Background Fatigue is a common symptom of liver disease but not well-characterized in patients with chronic hepatitis B virus (HBV). Aims We assessed the rate of fatigue using a validated instrument in patients with HBV and identified demographic, virologic, and clinical features associated with fatigue in a cross-sectional cohort study from the Hepatitis B Research Network (HBRN). Methods Participants were English and Spanish-speaking adults with chronic HBV who were not pregnant nor on treatment. Fatigue was measured using the PROMIS® Fatigue 7-item Short Form. Results The sample included 948 adults: median age 42; 51% female; 71% Asian; 74% college educated; 77% employed; 41% inactive HBV carriers; 36% with active chronic disease; and 2% with advanced fibrosis, defined as AST-Platelet Ratio Index (APRI) > 1.50. Patients with chronic HBV had a mean fatigue T-score of 46.8 ±SD=7.9, compared to a mean fatigue T-score of 50.0 ± 10 in the U.S. general population (p<.0001). In univariate analyses, greater fatigue was associated with demographic and clinical features such as female sex, lower income, more comorbidities, higher APRI score, and poorer mental health (p<0.05).
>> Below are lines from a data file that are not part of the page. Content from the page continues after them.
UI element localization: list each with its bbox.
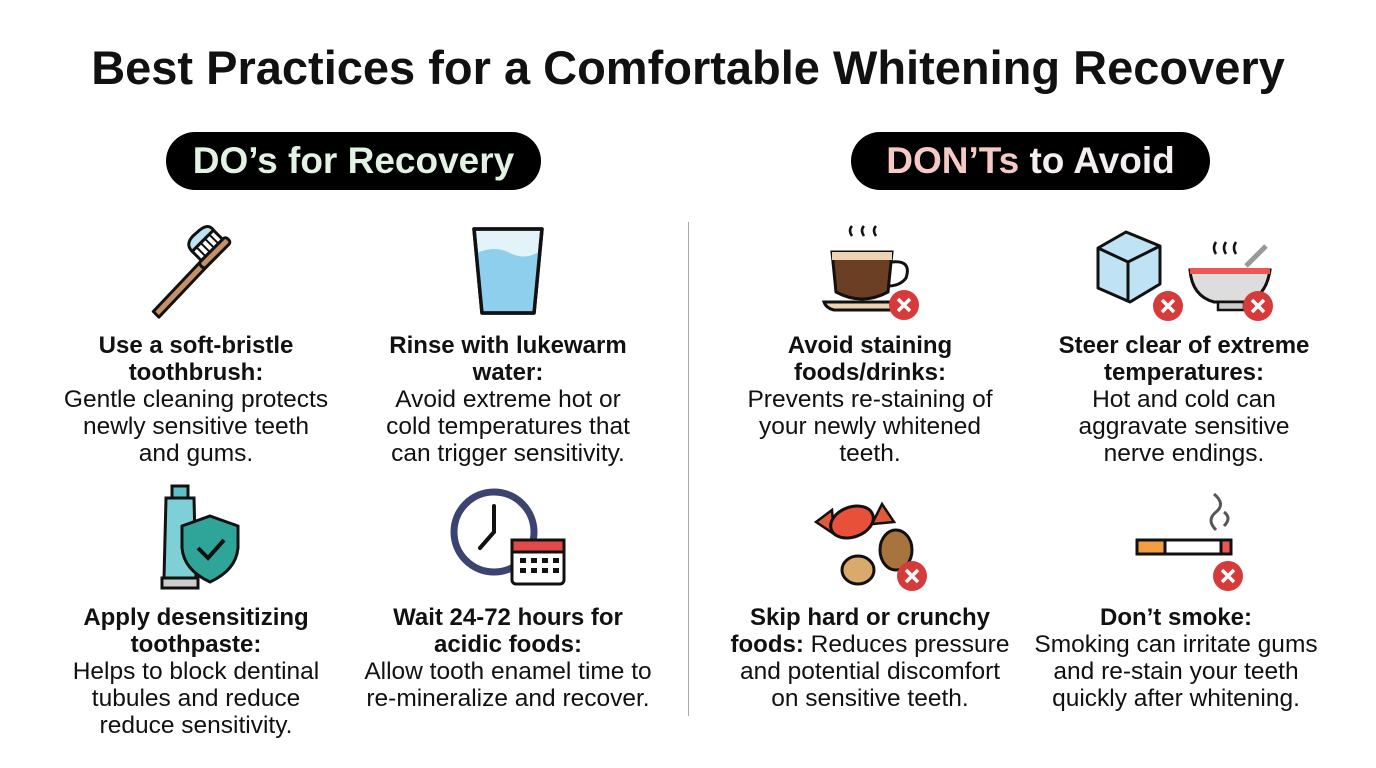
icon: water glass [472, 227, 544, 315]
text: hard foods: and potential discomfort [740, 658, 1000, 685]
text: soft-bristle [64, 332, 328, 467]
pill: DONTs heading: DON’Ts to Avoid [886, 140, 1175, 181]
text: staining foods: your newly whitened [759, 413, 981, 440]
text: desensitizing [73, 604, 319, 739]
text: extreme temperatures: Steer clear of extreme [1059, 332, 1309, 359]
text: staining foods: Prevents re-staining of [747, 386, 993, 413]
icon: cigarette [1136, 492, 1243, 591]
pill: DONTs heading [851, 132, 1210, 190]
text: staining foods: teeth. [839, 440, 901, 467]
text: extreme temperatures: aggravate sensitive [1078, 413, 1290, 440]
text: soft-bristle: and gums. [139, 440, 253, 467]
text: wait 24-72 hours: Allow tooth enamel time to [364, 658, 652, 685]
icon: toothpaste with shield [160, 484, 240, 590]
text: don't smoke: Don’t smoke: [1100, 604, 1252, 631]
text: soft-bristle: Gentle cleaning protects [64, 386, 328, 413]
text: lukewarm water [386, 332, 630, 467]
icon: coffee cup [822, 225, 919, 320]
icon: candy and nuts [814, 502, 927, 591]
text: don't smoke: and re-stain your teeth [1053, 658, 1299, 685]
icon: ice and hot bowl [1096, 230, 1273, 321]
title: Best Practices for a Comfortable Whitening Recovery [91, 41, 1285, 94]
text: desensitizing: tubules and reduce [92, 685, 300, 712]
text: wait 24-72 hours: acidic foods: [434, 631, 582, 658]
text: don't smoke: quickly after whitening. [1052, 685, 1300, 712]
text: lukewarm water: cold temperatures that [386, 413, 630, 440]
pill: DOs heading [166, 132, 541, 190]
text: lukewarm water: water: [473, 359, 543, 386]
text: hard foods: foods: Reduces pressure [731, 631, 1009, 658]
text: staining foods: Avoid staining [788, 332, 952, 359]
text: hard foods [730, 604, 1009, 712]
text: don't smoke [1034, 604, 1318, 712]
text: lukewarm water: can trigger sensitivity. [391, 440, 625, 467]
text: extreme temperatures: temperatures: [1104, 359, 1264, 386]
text: lukewarm water: Avoid extreme hot or [395, 386, 621, 413]
text: extreme temperatures: Hot and cold can [1092, 386, 1276, 413]
text: wait 24-72 hours [364, 604, 652, 712]
text: desensitizing: Apply desensitizing [83, 604, 309, 631]
pill: DOs heading: DO’s for Recovery [193, 140, 514, 181]
text: soft-bristle: Use a soft-bristle [99, 332, 293, 359]
text: extreme temperatures: nerve endings. [1104, 440, 1264, 467]
text: hard foods: Skip hard or crunchy [750, 604, 990, 631]
text: wait 24-72 hours: Wait 24-72 hours for [393, 604, 623, 631]
text: hard foods: on sensitive teeth. [771, 685, 969, 712]
text: don't smoke: Smoking can irritate gums [1034, 631, 1318, 658]
text: desensitizing: Helps to block dentinal [73, 658, 319, 685]
text: wait 24-72 hours: re-mineralize and recover. [366, 685, 650, 712]
text: soft-bristle: toothbrush: [129, 359, 263, 386]
icon: toothbrush [152, 225, 232, 319]
text: staining foods [747, 332, 993, 467]
text: extreme temperatures [1059, 332, 1309, 467]
text: staining foods: foods/drinks: [794, 359, 946, 386]
text: soft-bristle: newly sensitive teeth [83, 413, 309, 440]
text: desensitizing: toothpaste: [131, 631, 261, 658]
text: lukewarm water: Rinse with lukewarm [389, 332, 627, 359]
text: desensitizing: reduce sensitivity. [100, 712, 292, 739]
icon: clock and calendar [450, 488, 566, 586]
In multivariate analysis, female sex (p<.001), poorer mental health (p <.001), APRI score (p=.005) and history of diabetes (p=.039) were the strongest independent predictors. Conclusions The frequency of fatigue in this large cohort of North American chronic HBV patients may be equal to or lower than that reported in the U.S. general population. Patients with advanced fibrosis, more comorbidities, and poorer mental health report worse fatigue.